Transitar entre o teatro e música é algo comum para os alunos da escola Ribeirão Molha. Lavínia Kuester, de 11 anos, iniciou como bruxa, integrou o coral por um ano e agora está tocando o xequerê.
“Para aprender a tocar foi mais complicado, mas já me acostumei. Quero tentar cantar no ano que vem de novo”, salienta a estudante do sexto ano.
Para a coordenadora pedagógica, Iara Vieira, é essa liberdade de escolher em qual setor vão atuar que motiva os alunos a continuarem no Boi de Mamão depois de tantos anos.
Projeto reflete em outras disciplinas
Na visão da diretora da escola Ribeirão Molha, Ilair Dagmar Tomaselli, o Boi de Mamão faz toda a diferença no desempenho dos alunos e no próprio desenvolvimento das crianças.
“A gente sente um desembaraço deles nas outras atividades, vão muito bem na oratória, em declamações, não têm medo de se apresentarem e falarem em público”, avalia Ilair. A figura do boi também é utilizada em outros trabalhos pedagógicos.
Responsável pela parte cênica do projeto e professor do quarto ano, Paulo Cesar da Silva comenta sobre o aprendizado rápido das crianças, que também fazem parte do ensino integral da rede municipal.
“No quarto ano, todos já estão alfabetizados e escrevem bem, essa não é uma realidade que vi em outras escolas. Eles possuem uma pré-disposição maior para aprender, não só no projeto”, declara Silva.
Para a diretora, um dos principais objetivos do Boi de Mamão é fazer com que o folclore brasileiro seja valorizado.
A dança é uma das tradições folclóricas mais antigas de Santa Catarina, principalmente nas regiões litorâneas. A história tem um tom cômico, mas o elemento central é a dramaticidade, com a morte e a ressurreição do boi.

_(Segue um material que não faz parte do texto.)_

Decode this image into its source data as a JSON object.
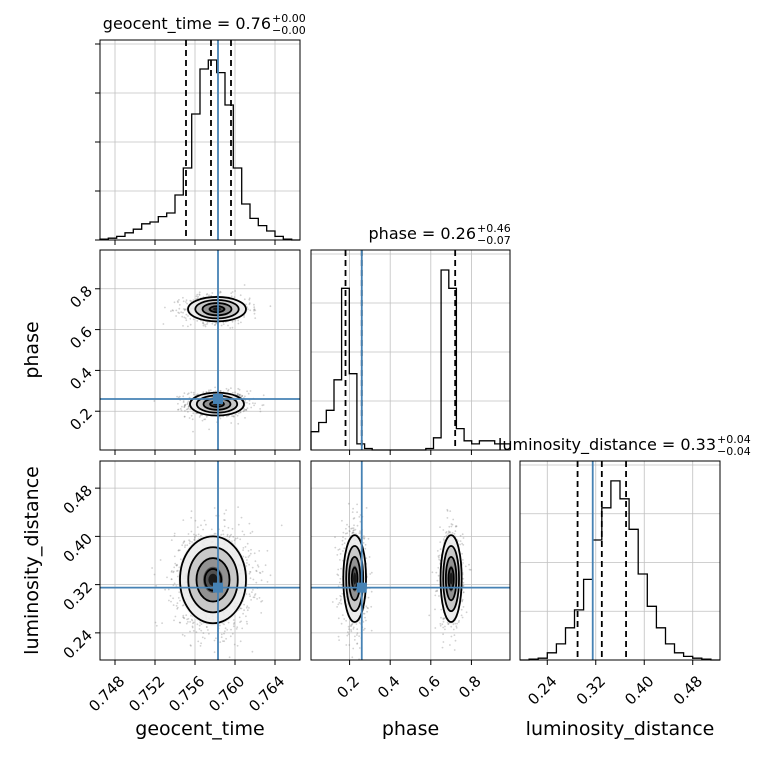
{
  "chart_data": {
    "type": "corner",
    "colors": {
      "truth": "#4682b4",
      "line": "#000000",
      "grid": "#c0c0c0",
      "scatter": "#7a7a7a"
    },
    "parameters": [
      {
        "name": "geocent_time",
        "truth": 0.7583,
        "range": [
          0.7465,
          0.7665
        ],
        "ticks": [
          "0.748",
          "0.752",
          "0.756",
          "0.760",
          "0.764"
        ]
      },
      {
        "name": "phase",
        "truth": 0.26,
        "range": [
          0.01,
          0.99
        ],
        "ticks": [
          "0.2",
          "0.4",
          "0.6",
          "0.8"
        ]
      },
      {
        "name": "luminosity_distance",
        "truth": 0.315,
        "range": [
          0.195,
          0.525
        ],
        "ticks": [
          "0.24",
          "0.32",
          "0.40",
          "0.48"
        ]
      }
    ],
    "titles": [
      {
        "name": "geocent_time",
        "median": "0.76",
        "plus": "+0.00",
        "minus": "−0.00"
      },
      {
        "name": "phase",
        "median": "0.26",
        "plus": "+0.46",
        "minus": "−0.07"
      },
      {
        "name": "luminosity_distance",
        "median": "0.33",
        "plus": "+0.04",
        "minus": "−0.04"
      }
    ],
    "quantiles": [
      [
        0.7551,
        0.7576,
        0.7596
      ],
      [
        0.18,
        0.26,
        0.72
      ],
      [
        0.29,
        0.33,
        0.37
      ]
    ],
    "histograms": [
      {
        "start": 0.7465,
        "end": 0.7665,
        "counts": [
          0.5,
          1,
          2,
          4,
          6,
          9,
          10,
          13,
          15,
          25,
          40,
          70,
          95,
          100,
          93,
          75,
          40,
          20,
          12,
          8,
          5,
          2,
          0.5,
          0
        ]
      },
      {
        "start": 0.01,
        "end": 0.99,
        "counts": [
          6,
          9,
          13,
          23,
          53,
          25,
          2,
          0.5,
          0,
          0,
          0,
          0,
          0,
          0,
          0,
          0.5,
          4,
          59,
          53,
          7,
          3,
          2,
          3,
          3,
          2,
          2
        ]
      },
      {
        "start": 0.195,
        "end": 0.525,
        "counts": [
          0,
          0.5,
          1,
          4,
          9,
          18,
          28,
          45,
          67,
          85,
          100,
          90,
          73,
          48,
          30,
          18,
          9,
          4,
          2,
          1,
          0.5,
          0
        ]
      }
    ],
    "clusters": {
      "geocent_time|phase": [
        {
          "cx": 0.7582,
          "cy": 0.235,
          "sx": 0.00135,
          "sy": 0.028,
          "weight": 0.54
        },
        {
          "cx": 0.7582,
          "cy": 0.7,
          "sx": 0.00145,
          "sy": 0.03,
          "weight": 0.46
        }
      ],
      "geocent_time|luminosity_distance": [
        {
          "cx": 0.7578,
          "cy": 0.328,
          "sx": 0.00165,
          "sy": 0.036,
          "weight": 1.0
        }
      ],
      "phase|luminosity_distance": [
        {
          "cx": 0.225,
          "cy": 0.33,
          "sx": 0.028,
          "sy": 0.036,
          "weight": 0.54
        },
        {
          "cx": 0.7,
          "cy": 0.33,
          "sx": 0.026,
          "sy": 0.036,
          "weight": 0.46
        }
      ]
    }
  }
}
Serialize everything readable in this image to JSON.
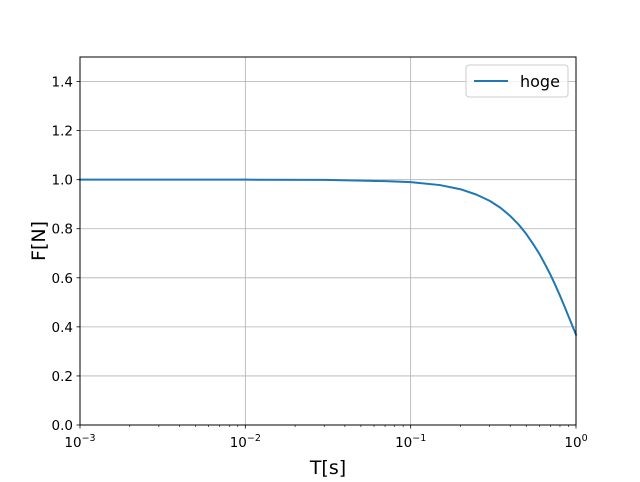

Há divergências sobre a origem do folclore. Alguns pesquisadores afirmam que a brincadeira foi trazida pelos açorianos à cultura catarinense, por volta do século XVIII. Outros, acreditam que ela chegou ao estado com os espanhóis, a partir de 1500. O nome também é motivo de contradição, já que muitos dizem que no início, era usado um mamão no lugar da cabeça do boi.
Entre as figuras que aparecem na história estão: o boi, o proprietário do boi, a bernunça e seu filhote, a maricota, o doutor, a viúva, o cavalinho, os outros bois e os corvos.